When i was 13, i thought about it again, very very deeply,and had a huge panick attack. Im now 16 and ever since this panick attack its been huge ups and downs that last months. My DR is triggered by existential thoughts like what was there before the big bang? Nothing?! Thats impossible! The fact its impossible just makes the world seem UNREAL. Some people answer those questions with God. But if god created the world, who created him? I also freak out to the fact we were once one SINGLE CELL and now were millions of humans that can THINK and have a brain!!!. When im in class look around me it just seems so crazy. These fast became intrusive/obsessive thoughts that i cant stop thinking about; i always have to go to the very end of my thought even tho it makes it worse. Im just so sick of it. I could be living an awesome moment and wondering if its even real... please help me..


----------



## 106473 (Feb 7, 2017)

You are stuck in a cycle...... a very bad one.

Learn this...

Extersential thoughts can not be answered with another one. Anxiety is a loop, if your DP is stuck on them, you need to distract yourself and move on, you can think of all these things when you feel better, now is not the time to think about them.
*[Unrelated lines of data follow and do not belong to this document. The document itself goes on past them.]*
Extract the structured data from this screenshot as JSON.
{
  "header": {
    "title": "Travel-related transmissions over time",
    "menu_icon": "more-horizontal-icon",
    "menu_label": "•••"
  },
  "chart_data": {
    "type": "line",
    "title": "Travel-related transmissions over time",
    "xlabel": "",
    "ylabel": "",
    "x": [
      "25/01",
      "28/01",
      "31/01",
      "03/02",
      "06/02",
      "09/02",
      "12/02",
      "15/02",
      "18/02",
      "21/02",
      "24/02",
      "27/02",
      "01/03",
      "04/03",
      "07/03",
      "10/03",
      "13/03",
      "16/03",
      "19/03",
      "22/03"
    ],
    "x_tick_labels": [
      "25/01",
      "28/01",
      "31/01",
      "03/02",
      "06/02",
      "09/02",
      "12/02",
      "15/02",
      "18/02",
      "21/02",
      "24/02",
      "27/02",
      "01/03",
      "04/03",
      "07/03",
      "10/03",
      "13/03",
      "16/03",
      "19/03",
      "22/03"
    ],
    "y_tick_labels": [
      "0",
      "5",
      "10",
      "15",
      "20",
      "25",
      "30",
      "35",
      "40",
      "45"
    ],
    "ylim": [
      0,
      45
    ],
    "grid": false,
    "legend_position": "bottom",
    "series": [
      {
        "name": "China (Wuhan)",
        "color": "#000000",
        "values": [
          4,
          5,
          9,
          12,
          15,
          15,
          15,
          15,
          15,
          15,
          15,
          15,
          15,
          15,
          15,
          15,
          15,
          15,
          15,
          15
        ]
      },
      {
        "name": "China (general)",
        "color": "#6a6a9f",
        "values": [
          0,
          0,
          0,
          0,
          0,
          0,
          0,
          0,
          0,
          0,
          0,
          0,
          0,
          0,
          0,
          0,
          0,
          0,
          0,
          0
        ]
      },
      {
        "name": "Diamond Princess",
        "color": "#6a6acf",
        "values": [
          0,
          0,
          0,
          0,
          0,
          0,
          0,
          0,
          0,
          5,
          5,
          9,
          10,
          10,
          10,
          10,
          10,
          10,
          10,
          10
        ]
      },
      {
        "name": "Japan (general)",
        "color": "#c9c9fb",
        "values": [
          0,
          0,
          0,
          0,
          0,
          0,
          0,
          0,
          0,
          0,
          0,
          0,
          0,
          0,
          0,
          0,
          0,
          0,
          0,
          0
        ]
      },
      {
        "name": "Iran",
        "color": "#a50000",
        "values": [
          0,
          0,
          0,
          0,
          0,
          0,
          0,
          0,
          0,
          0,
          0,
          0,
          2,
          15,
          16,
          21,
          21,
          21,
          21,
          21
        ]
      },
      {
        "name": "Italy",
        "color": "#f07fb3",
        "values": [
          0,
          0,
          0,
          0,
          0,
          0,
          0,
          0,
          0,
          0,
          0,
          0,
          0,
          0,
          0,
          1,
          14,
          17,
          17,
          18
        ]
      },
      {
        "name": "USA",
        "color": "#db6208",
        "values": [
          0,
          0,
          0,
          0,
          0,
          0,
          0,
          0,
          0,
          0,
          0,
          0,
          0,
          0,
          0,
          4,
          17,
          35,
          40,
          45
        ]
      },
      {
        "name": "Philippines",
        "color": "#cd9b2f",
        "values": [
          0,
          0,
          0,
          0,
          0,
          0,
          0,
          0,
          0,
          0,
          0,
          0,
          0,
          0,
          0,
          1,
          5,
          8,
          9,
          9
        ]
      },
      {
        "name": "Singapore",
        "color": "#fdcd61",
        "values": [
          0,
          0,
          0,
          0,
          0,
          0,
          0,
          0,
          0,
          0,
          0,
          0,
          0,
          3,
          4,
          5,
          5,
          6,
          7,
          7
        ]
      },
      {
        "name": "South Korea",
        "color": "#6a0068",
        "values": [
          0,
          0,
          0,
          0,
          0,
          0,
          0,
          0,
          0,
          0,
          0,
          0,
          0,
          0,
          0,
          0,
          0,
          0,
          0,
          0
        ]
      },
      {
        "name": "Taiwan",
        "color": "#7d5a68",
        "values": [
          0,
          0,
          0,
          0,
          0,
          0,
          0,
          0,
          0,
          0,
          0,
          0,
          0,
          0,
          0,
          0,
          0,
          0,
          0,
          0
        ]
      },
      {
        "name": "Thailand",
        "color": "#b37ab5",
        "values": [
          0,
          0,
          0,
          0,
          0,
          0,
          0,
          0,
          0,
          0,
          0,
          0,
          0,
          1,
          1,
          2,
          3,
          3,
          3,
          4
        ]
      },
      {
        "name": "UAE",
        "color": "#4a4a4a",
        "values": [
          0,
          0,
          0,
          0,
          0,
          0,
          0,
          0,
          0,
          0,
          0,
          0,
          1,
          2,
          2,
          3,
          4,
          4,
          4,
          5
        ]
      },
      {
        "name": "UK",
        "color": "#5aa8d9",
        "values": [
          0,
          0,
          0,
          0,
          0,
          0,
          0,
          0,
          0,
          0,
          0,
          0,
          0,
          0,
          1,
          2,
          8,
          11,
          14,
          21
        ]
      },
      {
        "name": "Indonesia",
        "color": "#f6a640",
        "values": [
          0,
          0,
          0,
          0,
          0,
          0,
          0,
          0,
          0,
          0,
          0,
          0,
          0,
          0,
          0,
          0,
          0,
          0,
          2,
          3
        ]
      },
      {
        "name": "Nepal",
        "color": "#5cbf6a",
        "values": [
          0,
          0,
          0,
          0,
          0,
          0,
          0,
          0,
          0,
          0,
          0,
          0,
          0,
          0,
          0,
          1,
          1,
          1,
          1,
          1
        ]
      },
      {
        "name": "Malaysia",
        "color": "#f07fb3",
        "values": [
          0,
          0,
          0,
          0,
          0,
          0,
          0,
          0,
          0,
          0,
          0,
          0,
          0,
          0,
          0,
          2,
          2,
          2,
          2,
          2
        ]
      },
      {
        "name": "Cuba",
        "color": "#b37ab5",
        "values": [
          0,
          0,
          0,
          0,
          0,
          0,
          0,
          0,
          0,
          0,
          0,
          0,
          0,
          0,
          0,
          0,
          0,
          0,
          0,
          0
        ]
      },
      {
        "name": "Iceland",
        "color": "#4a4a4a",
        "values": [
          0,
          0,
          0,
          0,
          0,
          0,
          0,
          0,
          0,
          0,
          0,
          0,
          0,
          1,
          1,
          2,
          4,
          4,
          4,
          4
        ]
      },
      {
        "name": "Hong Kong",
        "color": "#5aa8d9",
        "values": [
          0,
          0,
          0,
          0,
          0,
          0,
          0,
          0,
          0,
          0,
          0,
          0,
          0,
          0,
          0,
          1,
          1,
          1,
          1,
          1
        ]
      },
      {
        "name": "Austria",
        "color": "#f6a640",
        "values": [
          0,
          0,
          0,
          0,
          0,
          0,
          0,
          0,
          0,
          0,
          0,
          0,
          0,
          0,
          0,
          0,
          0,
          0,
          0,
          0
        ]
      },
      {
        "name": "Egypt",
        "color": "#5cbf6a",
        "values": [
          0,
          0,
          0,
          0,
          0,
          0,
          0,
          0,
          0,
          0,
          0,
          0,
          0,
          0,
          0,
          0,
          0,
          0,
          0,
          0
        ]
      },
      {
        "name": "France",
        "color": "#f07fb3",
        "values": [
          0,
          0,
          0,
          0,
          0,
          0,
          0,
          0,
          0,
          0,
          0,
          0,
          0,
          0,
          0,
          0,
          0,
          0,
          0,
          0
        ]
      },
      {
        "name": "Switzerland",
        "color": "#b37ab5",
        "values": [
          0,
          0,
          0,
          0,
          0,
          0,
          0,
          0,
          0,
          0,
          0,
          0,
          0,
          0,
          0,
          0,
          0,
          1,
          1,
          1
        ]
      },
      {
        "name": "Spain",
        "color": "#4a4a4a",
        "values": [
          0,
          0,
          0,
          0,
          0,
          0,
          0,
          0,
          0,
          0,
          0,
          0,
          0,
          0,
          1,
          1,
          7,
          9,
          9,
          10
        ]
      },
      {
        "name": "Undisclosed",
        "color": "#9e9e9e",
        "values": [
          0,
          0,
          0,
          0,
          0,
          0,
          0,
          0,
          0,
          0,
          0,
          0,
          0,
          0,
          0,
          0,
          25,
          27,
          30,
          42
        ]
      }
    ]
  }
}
I usually write a lot on this forum, but this comes down to distraction, distraction, distraction, break that loop, get rid of it, it takes practice, but if you don't, it will go round in circles for as long as you let it..... also this answers it better:

https://www.quora.com/I-am-having-an-existential-crisis-The-realization-of-my-mortality-insignificance-and-imminent-death-has-me-paralyzed-I-am-in-graduate-school-What-do-I-do

Read the top rated comment, spot on... £150 15 minute Physiology lesson for free, take it in, then get rid of it..


----------



## forestx5 (Aug 29, 2008)

I had similar issues starting at that age. I figured out that Santa Claus was fake. Then I realized that God and religion were also fake, but adults pretended it was real. WTF is that all about? But pain is real, and pleasure is real. My life consists of avoiding pain, and seeking enjoyment.

I'm satisfied not knowing the answers to the big questions and comforted by the fact that no one else has the answers either. Plus, in 100 years, it will have made no difference.


----------



## Phantasm (Jul 16, 2017)

CK1 said:


> You are stuck in a cycle...... a very bad one.
> 
> Learn this...
> 
> ...


That's a great link and explanation CK1


----------